While a Sanders campaign spokesman tried to distance Sanders from the rhetoric touted by Pulley, for whom he campaigned,  even Snopes admitted that Sanders was clearly not disturbed by the pro-Iran rhetoric enough to withdraw his active support.

“Senator Sanders did not think the hostages were spies nor did he support their captivity. Any suggestion otherwise is nonsense,” a spokesperson told Snopes.

Sanders continued to champion the SWP’s cause, reportedly participating in a “Campaign Kick-Off Rally” in Boston in 1982. He went on to support SWP presidential nominee Mel Mason, a former Black Panther and former Seaside City Council member, in 1984.

“We want to change the society in this country from one that puts profits first to one that puts human needs before profits,” Mason said in 1984, according to an archived New York Times article.

At the time, Mason praised Cuba and Nicaragua as “the greatest example of a Socialist government.”

“The greatest example of a Socialist government is Cuba, and Nicaragua is right behind, but it’s still developing,” he said.

Notably, Sanders has come under fire in recent days for praising aspects of Cuban dictator Fidel Castro’s brutal regime, arguing that it is “unfair” to say everything was “bad” under his oppressive reign.

“We’re very opposed to the authoritarian nature of Cuba but you know, it’s unfair to simply say everything is bad. You know?” Sanders said during an appearance on 60 Minutes.

“When Fidel Castro came into office, you know what he did? He had a massive literacy program. Is that a bad thing? Even though Fidel Castro did it?” he asked:

As Breitbart News detailed, the education system in Cuba is abysmal, with zero parental choice, deteriorating schools, and severe punishment for dissidents.

Mason, who viewed the socialist revolution in Cuba with apparent admiration, told the Washignton Examiner that Sanders was “pretty in-the-camp with us and other socialist organizations.”

“We talked regularly and he also said that if I ever made it to Burlington, he was going to give me a key to the city,” he told the outlet, noting that they maintained a “long-distance relationship” that effectively drifted after Sanders made it to Congress.

“I didn’t have as much contact anymore.
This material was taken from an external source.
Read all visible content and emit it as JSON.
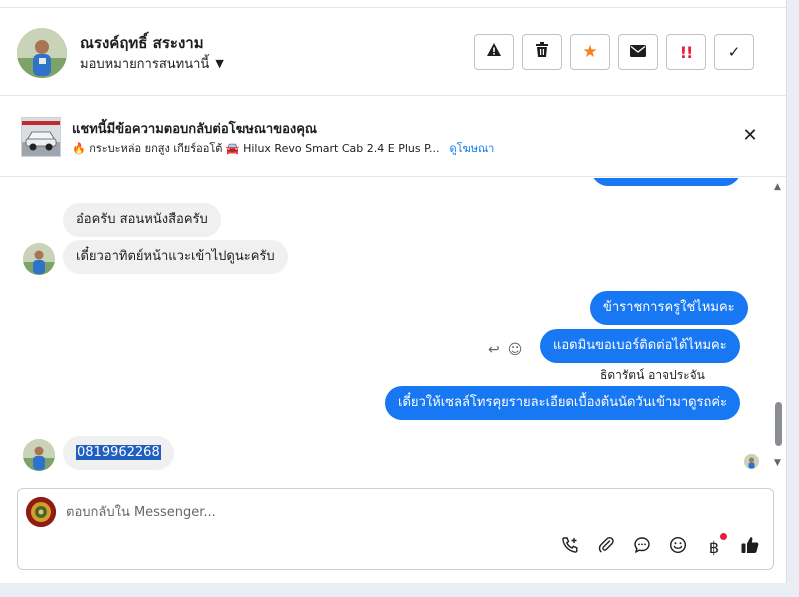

I have a lot of respect for him, but I just don’t think the programs he put forward are what workers need in this country,” he continued.

“We were calling for the formation of an independent revolutionary labor party. We felt that it was necessary for workers in this country to enact a revolution,” he added.

While Sanders’ close involvement with the SWP has remained largely unaddressed, he has continued in his calls for a “political revolution to transform this country.”